The incompleteness of his theory is doubtless the explanation of his work having suffered neglect at the hands of the academic world. Nevertheless he had carried his theory far enough to lead him to a practical recommendation, which may carry with it the essence of what is needed, though it is not feasible in the form in which he proposed it. He argues that the growth of real capital is held back by the money-rate of interest, and that if this brake were removed the growth of real capital would be, in the modern world, so rapid that a zero money-rate of interest would probably be justified, not indeed forthwith, but within a comparatively short period of time. Thus the prime necessity is to reduce the money-rate of interest, and this, he pointed out, can be effected by causing money to incur carrying-costs just like other stocks of barren goods.
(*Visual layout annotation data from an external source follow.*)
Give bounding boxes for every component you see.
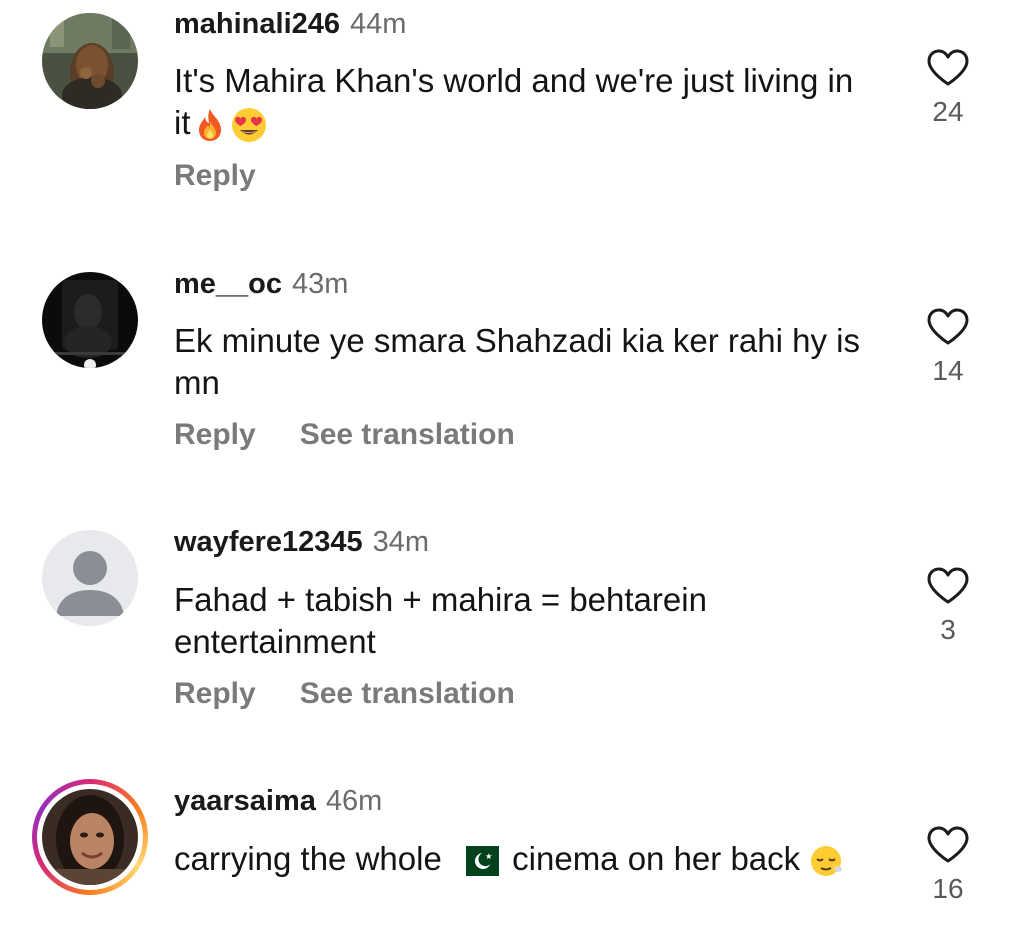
reply-button[interactable]: Reply [174, 418, 256, 451]
comment-text: Fahad + tabish + mahira = behtarein ente… [174, 579, 874, 663]
avatar[interactable] [42, 530, 138, 626]
heart-eyes-emoji-icon [231, 108, 266, 143]
like-count: 24 [932, 96, 964, 127]
heart-icon [927, 308, 969, 345]
avatar[interactable] [42, 13, 138, 109]
comment-header: yaarsaima 46m [174, 783, 382, 819]
like-button[interactable]: 14 [918, 307, 978, 387]
like-count: 16 [932, 873, 964, 904]
heart-icon [927, 826, 969, 863]
comment-text: It's Mahira Khan's world and we're just … [174, 60, 874, 144]
comment-body: Fahad + tabish + mahira = behtarein ente… [174, 581, 707, 660]
comment-body-part-2: cinema on her back [512, 840, 801, 877]
comment-body-part-1: carrying the whole [174, 840, 442, 877]
comment-header: mahinali246 44m [174, 6, 406, 42]
username[interactable]: yaarsaima [174, 785, 316, 817]
username[interactable]: mahinali246 [174, 8, 340, 40]
comment-actions: Reply [174, 158, 256, 194]
relieved-face-emoji-icon [811, 846, 843, 877]
like-count: 3 [940, 614, 956, 645]
like-button[interactable]: 24 [918, 48, 978, 128]
comment-actions: Reply See translation [174, 417, 515, 453]
pakistan-flag-icon [454, 846, 499, 877]
comment-actions: Reply See translation [174, 676, 515, 712]
like-count: 14 [932, 355, 964, 386]
username[interactable]: me__oc [174, 268, 282, 300]
avatar [42, 789, 138, 885]
heart-icon [927, 49, 969, 86]
see-translation-button[interactable]: See translation [300, 418, 515, 451]
timestamp: 46m [325, 785, 383, 817]
avatar-photo [42, 789, 138, 885]
heart-icon [927, 567, 969, 604]
reply-button[interactable]: Reply [174, 677, 256, 710]
like-button[interactable]: 3 [918, 566, 978, 646]
comment-text: carrying the whole cinema on her back [174, 838, 874, 880]
fire-emoji-icon [198, 109, 221, 142]
comment-text: Ek minute ye smara Shahzadi kia ker rahi… [174, 320, 874, 404]
comment-header: me__oc 43m [174, 266, 348, 302]
timestamp: 34m [372, 526, 430, 558]
comment-body: It's Mahira Khan's world and we're just … [174, 62, 854, 141]
comment-body: Ek minute ye smara Shahzadi kia ker rahi… [174, 322, 860, 401]
comment-header: wayfere12345 34m [174, 524, 429, 560]
default-avatar-icon [42, 530, 138, 626]
avatar-story-ring[interactable] [32, 779, 148, 895]
timestamp: 43m [292, 268, 349, 300]
like-button[interactable]: 16 [918, 825, 978, 905]
see-translation-button[interactable]: See translation [300, 677, 515, 710]
avatar[interactable] [42, 272, 138, 368]
avatar-photo [42, 272, 138, 368]
username[interactable]: wayfere12345 [174, 526, 363, 558]
reply-button[interactable]: Reply [174, 159, 256, 192]
timestamp: 44m [350, 8, 407, 40]
avatar-photo [42, 13, 138, 109]
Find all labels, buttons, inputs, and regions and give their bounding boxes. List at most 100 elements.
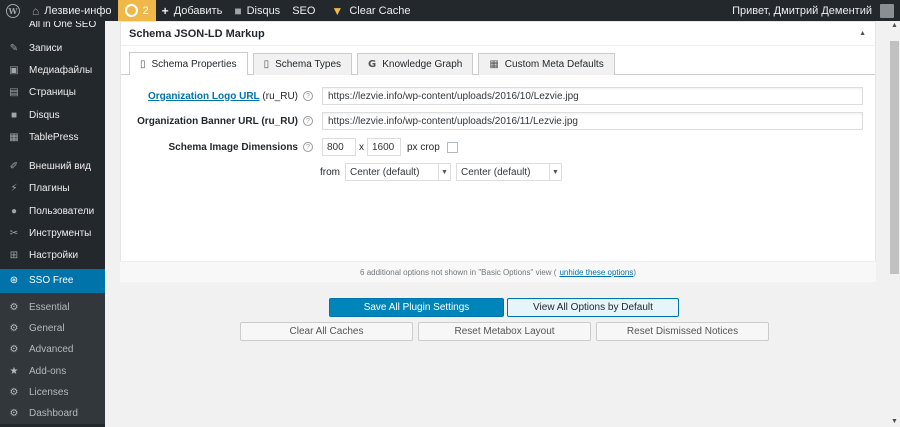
image-width-input[interactable]: 800 [322,138,356,156]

This led him to the famous prescription of 'stamped' money, with which his name is chiefly associated and which has received the blessing of Professor Irving Fisher.

According to this proposal currency notes (though it would clearly need to apply as well to some forms at least of bank-money) would only retain their value by being stamped each month, like an insurance card, with stamps purchased at a post office. The cost of the stamps could, of course, be fixed at any appropriate figure. According to my theory it should be roughly equal to the excess of the money-rate of interest (apart from the stamps) over the marginal efficiency of capital corresponding to a rate of new investment compatible with full employment. The actual charge suggested by Gesell was 1 per mil. per week, equivalent to 5.2 per cent per annum. This would be too high in existing conditions, but the correct figure, which would have to be changed from time to time, could only be reached by trial and error.

The idea behind stamped money is sound. It is, indeed, possible that means might be found to apply it in practice on a modest scale. But there are many difficulties which Gesell did not face. In particular, he was unaware that money was not unique in having a liquidity-premium attached to it, but differed only in degree from many other articles, deriving its importance from having a greater liquidity-premium than any other article. Thus if currency notes were to be deprived of their liquidity-premium by the stamping system, a long series of substitutes would step into their shoes - bank-money, debts at call, foreign money, jewellery and the precious metals generally, and so forth. As I have mentioned above, there have been times when it was probably the craving for the ownership of land, independently of its yield, which served to keep up the rate of interest; - though under Gesell's system this possibility would have been eliminated by land nationalisation.